Topical Vitamin C is photo-protective

Vitamin C is not a sunscreen, hence it does not absorb UV light. But it exerts an UV-protective effect by neutralizing free radicals. It works best in conjunction with Vitamin E, which potentiates the action of Vitamin C four-fold. Vitamin C and Vitamin E synergistically limit chronic UV damage by significantly reducing both cell apoptosis and thymine dimer formation. When used in combination with 0.5% ferulic acid (a potent antioxidant of plant origin), the photo-protective properties of Vitamin C is even further enhanced.

This triple combination was very useful for the reduction of acute and chronic photodamage, and could be used for prevention of skin cancer in the future.

Topical Vitamin C treats hyperpigmentation

L-ascorbic acid or Vitamin C is a substance that interrupt the key steps of melanogenesis. Vit. C falls into the latter category of depigmenting agents. d inhibits action of the enzyme tyrosinase, thereby decreasing the melanin formation. Vit. C also acts on the perifollicular pigment. However, Vitamin C is an unstable compound, and the trick to deliver it in optimum amounts and in it active form L-ascorbic acid make it premium item.

Topical Vitamin C is important in collagen synthesis

Working at various levels, Vitamin C is essential for collagen biosynthesis. It influences quantitative collagen synthesis in addition to stimulating qualitative changes in the collagen molecule. Vitamin C serves as a co-factor for the enzymes prolysyl and lysyl hydroxylase, the enzymes that are responsible for stabilizing and cross-linking the collagen molecules. Another mechanism by which Vitamin C influences the collagen synthesis is by stimulation of lipid peroxidation, and the product of this process, malondialdehyde, in turn stimulates collagen gene expression.

Vitamin C also directly activates the transcription of collagen synthesis and stabilizes procollagen mRNA, thereby regulating collagen synthesis. Signs and symptoms of Scurvy, a deficiency disease of Vitamin C, are due to impaired collagen synthesis.

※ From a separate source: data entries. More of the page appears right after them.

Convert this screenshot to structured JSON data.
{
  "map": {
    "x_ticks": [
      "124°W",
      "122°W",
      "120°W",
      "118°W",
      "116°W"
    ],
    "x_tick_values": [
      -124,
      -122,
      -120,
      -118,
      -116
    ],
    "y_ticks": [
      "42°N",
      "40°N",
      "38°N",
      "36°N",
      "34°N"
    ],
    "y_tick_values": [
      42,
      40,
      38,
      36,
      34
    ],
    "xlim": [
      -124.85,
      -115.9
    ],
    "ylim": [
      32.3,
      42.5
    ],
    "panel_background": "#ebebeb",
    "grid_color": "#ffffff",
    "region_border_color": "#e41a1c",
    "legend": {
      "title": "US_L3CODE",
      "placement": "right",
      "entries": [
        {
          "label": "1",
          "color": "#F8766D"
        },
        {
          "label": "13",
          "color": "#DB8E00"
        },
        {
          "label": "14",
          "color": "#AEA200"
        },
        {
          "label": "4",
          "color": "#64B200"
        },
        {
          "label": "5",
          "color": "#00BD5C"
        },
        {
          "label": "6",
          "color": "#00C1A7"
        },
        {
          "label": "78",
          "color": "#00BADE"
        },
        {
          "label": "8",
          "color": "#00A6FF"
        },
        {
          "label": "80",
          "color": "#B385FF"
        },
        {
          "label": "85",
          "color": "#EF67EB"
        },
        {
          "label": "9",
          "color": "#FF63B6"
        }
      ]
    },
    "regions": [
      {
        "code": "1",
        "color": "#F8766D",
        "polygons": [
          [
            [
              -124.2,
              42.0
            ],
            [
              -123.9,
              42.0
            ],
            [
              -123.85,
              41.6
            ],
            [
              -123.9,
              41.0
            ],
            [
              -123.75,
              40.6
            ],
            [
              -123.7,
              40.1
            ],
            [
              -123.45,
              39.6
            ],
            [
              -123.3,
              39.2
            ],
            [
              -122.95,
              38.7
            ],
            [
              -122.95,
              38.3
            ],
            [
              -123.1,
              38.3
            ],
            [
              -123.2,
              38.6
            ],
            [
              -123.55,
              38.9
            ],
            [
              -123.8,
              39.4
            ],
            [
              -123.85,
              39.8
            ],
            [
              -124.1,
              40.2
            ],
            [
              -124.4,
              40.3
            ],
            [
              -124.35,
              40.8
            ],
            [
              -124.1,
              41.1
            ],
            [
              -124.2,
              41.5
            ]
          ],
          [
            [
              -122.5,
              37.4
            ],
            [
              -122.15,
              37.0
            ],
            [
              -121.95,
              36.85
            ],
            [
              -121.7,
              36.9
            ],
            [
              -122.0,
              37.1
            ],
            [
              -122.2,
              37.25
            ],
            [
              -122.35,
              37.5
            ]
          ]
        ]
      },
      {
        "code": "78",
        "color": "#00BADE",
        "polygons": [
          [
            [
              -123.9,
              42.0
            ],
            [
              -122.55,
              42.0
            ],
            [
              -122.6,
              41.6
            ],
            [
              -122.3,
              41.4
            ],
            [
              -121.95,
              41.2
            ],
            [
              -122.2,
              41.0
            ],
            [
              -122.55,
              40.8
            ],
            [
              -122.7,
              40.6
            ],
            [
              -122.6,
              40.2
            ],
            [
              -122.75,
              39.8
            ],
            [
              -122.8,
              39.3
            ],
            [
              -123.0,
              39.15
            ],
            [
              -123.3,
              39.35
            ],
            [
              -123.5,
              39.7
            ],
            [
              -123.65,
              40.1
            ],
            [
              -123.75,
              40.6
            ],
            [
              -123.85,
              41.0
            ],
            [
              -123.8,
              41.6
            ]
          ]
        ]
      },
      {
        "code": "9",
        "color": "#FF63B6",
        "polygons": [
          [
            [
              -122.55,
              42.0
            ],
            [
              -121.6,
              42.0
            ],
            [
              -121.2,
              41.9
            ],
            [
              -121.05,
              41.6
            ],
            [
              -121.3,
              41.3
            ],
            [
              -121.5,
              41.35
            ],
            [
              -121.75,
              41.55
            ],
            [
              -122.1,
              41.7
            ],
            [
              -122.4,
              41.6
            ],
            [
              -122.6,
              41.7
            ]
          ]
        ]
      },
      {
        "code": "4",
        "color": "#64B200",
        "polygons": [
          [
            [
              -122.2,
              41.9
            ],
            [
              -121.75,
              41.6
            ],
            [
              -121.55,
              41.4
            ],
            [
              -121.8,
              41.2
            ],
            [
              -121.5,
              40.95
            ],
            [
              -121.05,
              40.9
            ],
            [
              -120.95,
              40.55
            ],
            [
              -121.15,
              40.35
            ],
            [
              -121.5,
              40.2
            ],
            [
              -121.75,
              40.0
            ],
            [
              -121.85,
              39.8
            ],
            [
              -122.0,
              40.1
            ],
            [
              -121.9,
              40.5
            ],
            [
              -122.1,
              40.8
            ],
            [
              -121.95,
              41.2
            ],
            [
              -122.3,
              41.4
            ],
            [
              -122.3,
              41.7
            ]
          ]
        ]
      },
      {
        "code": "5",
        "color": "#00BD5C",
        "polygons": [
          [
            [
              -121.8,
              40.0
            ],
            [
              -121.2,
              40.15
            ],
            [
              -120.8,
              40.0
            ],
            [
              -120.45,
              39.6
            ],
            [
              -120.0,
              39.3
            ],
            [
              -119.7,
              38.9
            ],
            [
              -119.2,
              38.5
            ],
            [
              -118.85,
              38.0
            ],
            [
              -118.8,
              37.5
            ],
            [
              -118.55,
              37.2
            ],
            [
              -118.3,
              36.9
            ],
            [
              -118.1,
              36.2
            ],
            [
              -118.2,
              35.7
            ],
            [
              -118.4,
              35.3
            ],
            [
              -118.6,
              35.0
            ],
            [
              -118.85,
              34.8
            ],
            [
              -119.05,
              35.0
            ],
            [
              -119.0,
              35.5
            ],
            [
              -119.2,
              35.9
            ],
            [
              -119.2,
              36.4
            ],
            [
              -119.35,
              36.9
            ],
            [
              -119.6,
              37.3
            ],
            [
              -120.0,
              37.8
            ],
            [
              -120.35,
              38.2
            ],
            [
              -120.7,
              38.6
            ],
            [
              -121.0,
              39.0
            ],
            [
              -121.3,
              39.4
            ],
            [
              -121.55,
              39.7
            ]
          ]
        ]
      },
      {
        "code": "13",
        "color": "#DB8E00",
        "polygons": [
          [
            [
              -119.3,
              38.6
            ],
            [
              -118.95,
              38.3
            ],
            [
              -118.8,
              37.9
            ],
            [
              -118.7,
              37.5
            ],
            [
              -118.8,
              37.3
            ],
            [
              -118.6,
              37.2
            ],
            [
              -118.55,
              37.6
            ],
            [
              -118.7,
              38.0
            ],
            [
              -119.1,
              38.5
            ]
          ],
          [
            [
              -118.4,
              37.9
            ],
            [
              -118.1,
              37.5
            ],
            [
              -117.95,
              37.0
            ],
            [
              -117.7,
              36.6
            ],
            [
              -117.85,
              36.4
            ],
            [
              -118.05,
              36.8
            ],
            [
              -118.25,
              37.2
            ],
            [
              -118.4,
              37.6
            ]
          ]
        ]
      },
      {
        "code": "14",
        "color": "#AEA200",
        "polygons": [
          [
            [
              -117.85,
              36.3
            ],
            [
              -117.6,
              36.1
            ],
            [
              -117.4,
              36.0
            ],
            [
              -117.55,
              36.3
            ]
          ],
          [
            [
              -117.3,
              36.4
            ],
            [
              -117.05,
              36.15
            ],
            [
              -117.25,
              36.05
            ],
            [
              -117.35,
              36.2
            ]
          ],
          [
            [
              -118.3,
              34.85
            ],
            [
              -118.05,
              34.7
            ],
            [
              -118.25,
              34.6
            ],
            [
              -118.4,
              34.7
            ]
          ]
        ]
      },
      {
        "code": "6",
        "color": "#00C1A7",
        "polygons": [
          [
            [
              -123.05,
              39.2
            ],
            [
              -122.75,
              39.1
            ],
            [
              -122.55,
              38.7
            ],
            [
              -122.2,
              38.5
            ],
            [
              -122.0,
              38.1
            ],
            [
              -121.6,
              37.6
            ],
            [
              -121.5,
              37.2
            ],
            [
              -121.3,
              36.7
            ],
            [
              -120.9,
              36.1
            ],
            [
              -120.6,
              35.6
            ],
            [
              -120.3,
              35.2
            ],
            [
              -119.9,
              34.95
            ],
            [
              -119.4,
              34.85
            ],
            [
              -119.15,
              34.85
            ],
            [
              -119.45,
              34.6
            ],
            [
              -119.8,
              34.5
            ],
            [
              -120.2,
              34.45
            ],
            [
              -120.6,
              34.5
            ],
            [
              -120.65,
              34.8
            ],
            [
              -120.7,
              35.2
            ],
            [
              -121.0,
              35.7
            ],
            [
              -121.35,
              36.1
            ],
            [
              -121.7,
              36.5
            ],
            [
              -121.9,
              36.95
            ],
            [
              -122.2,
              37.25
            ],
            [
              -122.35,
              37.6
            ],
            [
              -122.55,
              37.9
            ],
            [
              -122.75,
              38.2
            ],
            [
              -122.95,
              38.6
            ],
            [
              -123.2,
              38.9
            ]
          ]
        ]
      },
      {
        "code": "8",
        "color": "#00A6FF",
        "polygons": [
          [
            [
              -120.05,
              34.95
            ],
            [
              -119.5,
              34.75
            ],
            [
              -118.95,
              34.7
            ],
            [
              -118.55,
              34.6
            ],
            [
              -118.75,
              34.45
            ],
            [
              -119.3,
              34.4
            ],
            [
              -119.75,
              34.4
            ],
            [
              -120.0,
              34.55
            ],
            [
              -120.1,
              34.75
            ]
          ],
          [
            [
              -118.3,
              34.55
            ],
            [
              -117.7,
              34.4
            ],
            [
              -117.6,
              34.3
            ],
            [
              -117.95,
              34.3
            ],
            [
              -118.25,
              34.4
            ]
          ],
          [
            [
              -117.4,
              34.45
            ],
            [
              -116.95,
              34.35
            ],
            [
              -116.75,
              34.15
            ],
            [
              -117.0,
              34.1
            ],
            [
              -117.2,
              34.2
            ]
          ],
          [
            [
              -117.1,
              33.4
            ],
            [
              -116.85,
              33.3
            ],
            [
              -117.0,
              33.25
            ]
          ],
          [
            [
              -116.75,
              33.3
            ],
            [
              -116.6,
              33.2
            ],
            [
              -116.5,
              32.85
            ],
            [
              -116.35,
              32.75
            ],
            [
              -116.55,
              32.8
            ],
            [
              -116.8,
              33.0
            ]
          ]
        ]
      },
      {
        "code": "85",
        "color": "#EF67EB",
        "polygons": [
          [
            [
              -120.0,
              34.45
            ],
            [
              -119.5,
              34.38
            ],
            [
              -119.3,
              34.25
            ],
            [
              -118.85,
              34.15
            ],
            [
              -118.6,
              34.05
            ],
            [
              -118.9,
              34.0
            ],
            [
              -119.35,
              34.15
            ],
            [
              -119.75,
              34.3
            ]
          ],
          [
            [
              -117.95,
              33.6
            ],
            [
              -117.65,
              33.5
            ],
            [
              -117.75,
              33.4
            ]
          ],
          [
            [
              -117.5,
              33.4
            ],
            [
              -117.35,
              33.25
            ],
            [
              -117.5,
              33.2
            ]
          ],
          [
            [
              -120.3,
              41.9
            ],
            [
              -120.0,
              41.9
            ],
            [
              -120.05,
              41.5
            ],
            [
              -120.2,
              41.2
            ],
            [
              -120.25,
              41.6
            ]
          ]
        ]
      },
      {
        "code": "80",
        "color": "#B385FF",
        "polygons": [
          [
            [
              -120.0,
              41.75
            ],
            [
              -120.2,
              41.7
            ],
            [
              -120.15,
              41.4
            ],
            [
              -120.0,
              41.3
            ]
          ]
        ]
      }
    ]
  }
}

Clinical studies have shown that the topical use of topical Vitamin C increases collagen production in young as well as aged human skin.

Topical Vitamin C is an anti-inflammatory agent

Working through the stabilization of various interferon and cytokine pathways, topical Vitamin C has a potential anti-inflammatory activity and can be used in conditions like acne vulgaris and rosacea. It can promote wound healing and prevent post-inflammatory hyperpigmentation.